Biocompatible double network poly(acrylamide-co-acrylic acid)–Al3+/poly(vinyl alcohol)/graphene oxide nanocomposite hydrogels with excellent mechanical properties, self-recovery and self-healing ability

Abstract

In this study, we have fabricated poly(acrylamide-co-acrylic acid)–Al³⁺/poly(vinyl alcohol)/graphene oxide (PAmAA–Al³⁺/PVA/GO) double network nanocomposite hydrogels by free-radical polymerization and a freeze–thaw cycle in the presence of graphene oxide and aluminum ions. The pH-sensitivity, surface morphology and mechanical properties can be tuned by adjusting the contents of GO, PVA and Al³⁺. The resulting hydrogels exhibit significant pH-sensitivity and an interconnected pore channel. The PAmAA–Al³⁺/PVA/GO hydrogels also exhibit high tensile strength, a large elongation at break and high toughness, which is due to the introduction of GO and formation of dynamic reversible bonds.
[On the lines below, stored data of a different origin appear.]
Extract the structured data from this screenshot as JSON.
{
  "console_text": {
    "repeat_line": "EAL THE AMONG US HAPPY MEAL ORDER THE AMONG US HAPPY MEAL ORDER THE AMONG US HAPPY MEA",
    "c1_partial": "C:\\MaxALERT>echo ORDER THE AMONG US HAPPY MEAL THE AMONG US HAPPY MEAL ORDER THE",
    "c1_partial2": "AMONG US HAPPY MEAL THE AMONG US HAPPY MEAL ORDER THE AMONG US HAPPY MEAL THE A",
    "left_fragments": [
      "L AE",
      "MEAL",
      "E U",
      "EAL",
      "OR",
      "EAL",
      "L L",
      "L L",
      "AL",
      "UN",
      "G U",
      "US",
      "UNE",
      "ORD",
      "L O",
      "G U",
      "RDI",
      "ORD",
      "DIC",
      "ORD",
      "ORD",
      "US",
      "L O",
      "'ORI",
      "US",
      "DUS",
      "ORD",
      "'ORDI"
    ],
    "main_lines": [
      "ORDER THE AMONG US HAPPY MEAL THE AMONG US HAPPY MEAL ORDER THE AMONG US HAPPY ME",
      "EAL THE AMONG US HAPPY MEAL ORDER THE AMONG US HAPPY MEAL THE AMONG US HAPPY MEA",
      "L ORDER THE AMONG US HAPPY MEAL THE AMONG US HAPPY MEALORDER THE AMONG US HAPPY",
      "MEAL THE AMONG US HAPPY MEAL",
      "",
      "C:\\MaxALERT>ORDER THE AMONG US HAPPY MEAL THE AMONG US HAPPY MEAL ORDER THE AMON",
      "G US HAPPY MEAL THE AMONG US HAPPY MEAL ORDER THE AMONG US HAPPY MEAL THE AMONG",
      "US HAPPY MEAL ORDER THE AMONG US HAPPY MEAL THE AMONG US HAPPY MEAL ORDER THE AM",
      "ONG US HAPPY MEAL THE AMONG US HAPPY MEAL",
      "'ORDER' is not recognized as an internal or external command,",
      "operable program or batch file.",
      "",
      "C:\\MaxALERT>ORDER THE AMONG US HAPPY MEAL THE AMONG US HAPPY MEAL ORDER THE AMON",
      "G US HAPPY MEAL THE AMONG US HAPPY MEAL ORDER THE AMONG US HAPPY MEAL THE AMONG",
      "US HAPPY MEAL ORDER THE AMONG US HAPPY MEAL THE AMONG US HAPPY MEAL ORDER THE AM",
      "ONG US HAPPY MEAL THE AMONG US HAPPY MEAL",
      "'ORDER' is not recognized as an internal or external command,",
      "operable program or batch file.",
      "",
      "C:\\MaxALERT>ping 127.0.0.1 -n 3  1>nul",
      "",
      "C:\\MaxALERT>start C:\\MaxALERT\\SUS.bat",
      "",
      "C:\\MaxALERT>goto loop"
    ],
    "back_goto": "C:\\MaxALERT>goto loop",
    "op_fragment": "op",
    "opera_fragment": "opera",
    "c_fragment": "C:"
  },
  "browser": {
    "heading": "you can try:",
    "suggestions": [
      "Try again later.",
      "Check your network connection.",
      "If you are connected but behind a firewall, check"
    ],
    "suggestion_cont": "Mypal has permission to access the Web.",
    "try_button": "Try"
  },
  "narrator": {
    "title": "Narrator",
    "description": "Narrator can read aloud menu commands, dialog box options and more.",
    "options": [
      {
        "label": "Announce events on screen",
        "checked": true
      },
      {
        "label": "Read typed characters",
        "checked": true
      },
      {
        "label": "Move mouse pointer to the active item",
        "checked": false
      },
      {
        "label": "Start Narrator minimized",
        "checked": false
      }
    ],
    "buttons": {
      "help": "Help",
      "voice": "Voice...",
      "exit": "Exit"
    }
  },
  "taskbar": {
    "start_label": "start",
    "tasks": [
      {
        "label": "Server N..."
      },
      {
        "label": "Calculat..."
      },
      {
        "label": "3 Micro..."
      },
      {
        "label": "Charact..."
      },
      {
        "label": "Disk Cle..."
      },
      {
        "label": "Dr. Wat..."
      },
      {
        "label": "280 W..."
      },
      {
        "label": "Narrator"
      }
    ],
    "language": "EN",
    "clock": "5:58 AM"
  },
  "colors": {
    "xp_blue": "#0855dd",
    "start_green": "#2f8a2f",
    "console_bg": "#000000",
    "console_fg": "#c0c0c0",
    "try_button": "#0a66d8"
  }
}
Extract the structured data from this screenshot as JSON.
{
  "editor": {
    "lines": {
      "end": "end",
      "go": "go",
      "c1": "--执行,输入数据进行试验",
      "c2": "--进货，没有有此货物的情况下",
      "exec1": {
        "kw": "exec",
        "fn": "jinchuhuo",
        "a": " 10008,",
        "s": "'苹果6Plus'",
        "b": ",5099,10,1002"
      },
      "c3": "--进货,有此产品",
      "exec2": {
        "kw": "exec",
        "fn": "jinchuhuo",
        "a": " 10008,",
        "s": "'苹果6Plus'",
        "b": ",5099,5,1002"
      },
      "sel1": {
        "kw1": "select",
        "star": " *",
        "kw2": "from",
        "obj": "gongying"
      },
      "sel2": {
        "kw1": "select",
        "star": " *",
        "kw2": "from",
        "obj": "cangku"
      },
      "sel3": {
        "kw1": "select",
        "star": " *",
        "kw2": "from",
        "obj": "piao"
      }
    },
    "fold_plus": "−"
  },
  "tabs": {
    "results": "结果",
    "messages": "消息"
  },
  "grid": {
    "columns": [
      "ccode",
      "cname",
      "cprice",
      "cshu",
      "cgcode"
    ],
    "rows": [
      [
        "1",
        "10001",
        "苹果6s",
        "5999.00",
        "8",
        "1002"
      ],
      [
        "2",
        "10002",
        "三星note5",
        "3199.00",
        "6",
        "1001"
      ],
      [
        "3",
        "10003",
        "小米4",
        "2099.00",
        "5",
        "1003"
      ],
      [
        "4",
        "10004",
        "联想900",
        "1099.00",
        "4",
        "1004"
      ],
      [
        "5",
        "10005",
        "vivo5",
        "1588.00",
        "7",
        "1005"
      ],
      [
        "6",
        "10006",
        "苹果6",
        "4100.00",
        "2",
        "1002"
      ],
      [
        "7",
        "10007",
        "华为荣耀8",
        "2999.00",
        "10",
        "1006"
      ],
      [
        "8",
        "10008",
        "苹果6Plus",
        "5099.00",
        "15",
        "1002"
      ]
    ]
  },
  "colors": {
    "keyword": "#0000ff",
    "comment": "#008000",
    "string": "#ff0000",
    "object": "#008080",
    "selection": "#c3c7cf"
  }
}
These dynamic reversible bonds formed in the synthesized double network nanocomposite hydrogels could efficiently dissipate energy and recover the three-dimensional network. The combination of nanoparticles, dynamical reversible bonds and the double network structure significantly improves the physicochemical properties of these hydrogels. Finally, subcutaneous implantation of the synthesized nanocomposite hydrogels in mice showed no local inflammatory response, indicating good biocompatibility in vivo. In conclusion, PAmAA–Al³⁺/PVA/GO double network nanocomposite hydrogels with tunable three-dimensional network structures, mechanical properties, good pH-sensitivity, self-healing ability and biocompatibility are promising biomaterials for tissue engineering.